А Коллектив под Чаадаевской горой? Исключительно бурная и несомненно счастливая жизнь его, увы, оказалась чрезвычайно короткой: поселенцев раскулачили не порознь, а как бы чохом, всех сразу, так оно проще и менее канительно, «ликвидировали как класс» почему-то за год до того, как началась «сплошная коллективизация на основе…». Память об исчезнувшем вдруг поистине райском уголке, созданном десятком умных и трудолюбивых мужиков, долго хранили, да и теперь еще хранят одичавшие яблони, вишни, терновник и единственный, потрескавшийся от древности колодезный журавель, — самого колодца, как и всех его соседей, давно уже не существует: затянуло илом, давшим обильную пищу для крапивы, которая по высоте и густоте соперничает тут с лесом.

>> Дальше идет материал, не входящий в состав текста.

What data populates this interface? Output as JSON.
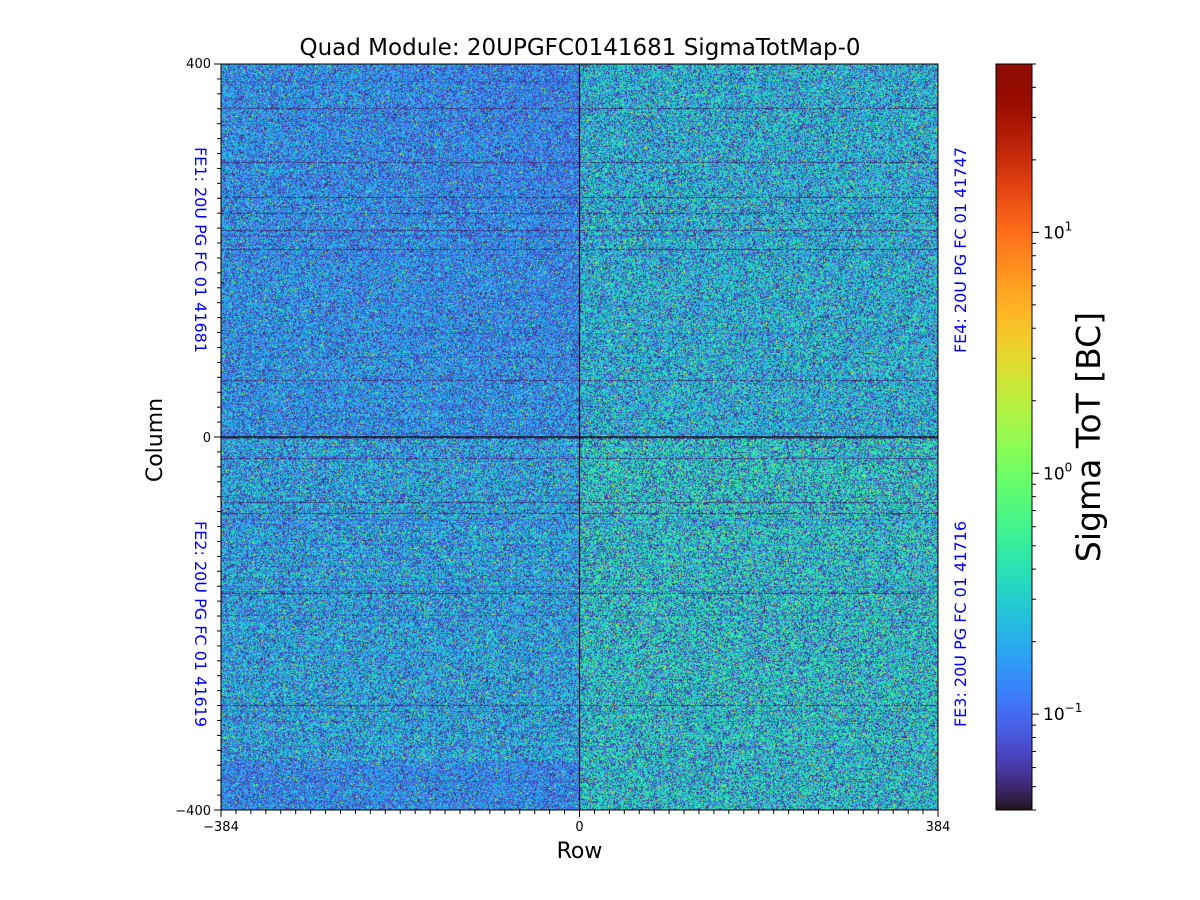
{
  "chart_data": {
    "type": "heatmap",
    "title": "Quad Module: 20UPGFC0141681 SigmaTotMap-0",
    "xlabel": "Row",
    "ylabel": "Column",
    "xlim": [
      -384,
      384
    ],
    "ylim": [
      -400,
      400
    ],
    "x_ticks": [
      {
        "value": -384,
        "label": "−384"
      },
      {
        "value": 0,
        "label": "0"
      },
      {
        "value": 384,
        "label": "384"
      }
    ],
    "y_ticks": [
      {
        "value": 400,
        "label": "400"
      },
      {
        "value": 0,
        "label": "0"
      },
      {
        "value": -400,
        "label": "−400"
      }
    ],
    "colorbar": {
      "label": "Sigma ToT [BC]",
      "scale": "log",
      "colormap": "turbo",
      "range": [
        0.04,
        50
      ],
      "ticks": [
        {
          "value": 10,
          "base": "10",
          "exp": "1"
        },
        {
          "value": 1,
          "base": "10",
          "exp": "0"
        },
        {
          "value": 0.1,
          "base": "10",
          "exp": "−1"
        }
      ]
    },
    "quadrants": [
      {
        "name": "FE1",
        "label": "FE1: 20U PG FC 01 41681",
        "position": "top-left",
        "typical_sigma": 0.2
      },
      {
        "name": "FE2",
        "label": "FE2: 20U PG FC 01 41619",
        "position": "bottom-left",
        "typical_sigma": 0.25
      },
      {
        "name": "FE3",
        "label": "FE3: 20U PG FC 01 41716",
        "position": "bottom-right",
        "typical_sigma": 0.35
      },
      {
        "name": "FE4",
        "label": "FE4: 20U PG FC 01 41747",
        "position": "top-right",
        "typical_sigma": 0.3
      }
    ],
    "label_color": "#0000ff"
  }
}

Душноватый чердак нового поповского дома с запахом анисового яблока, притаившись, живет во мне и по сию пору, храня в себе щемяще-сладкую и грустную память о далеком и невозвратном прошлом. Нету теперь ни благообразного отца Василия, нету его худенькой матушки, народившей кучу детей. Нету и порядка других домов, начало которым положил наш дом, — ничего там нету, кроме печального запустения с его непременной спутницей — лебедой. Давно не благовестят многоголосые колокола в трех церквах. Нету и самих церквей. Ничегошеньки этого, нету. Из шести сотен с лишним дворов осталось чуть более сотни, а ведь ни одна война сюда не докатывалась. Живет нетронутой одна лишь память и не дает спать по ночам. Она-то знает, что именно насильственное создание колхозов похоронным звоном умирающих церквей прозвучало над нашей сельщиной. Но вот что странно и удивительно: им же, этим колхозам и совхозам, в наши перестроечные дни, когда всё вокруг перевернулось, сметается и рушится, мы обязаны тем, что еще «живем и хлеб жуем».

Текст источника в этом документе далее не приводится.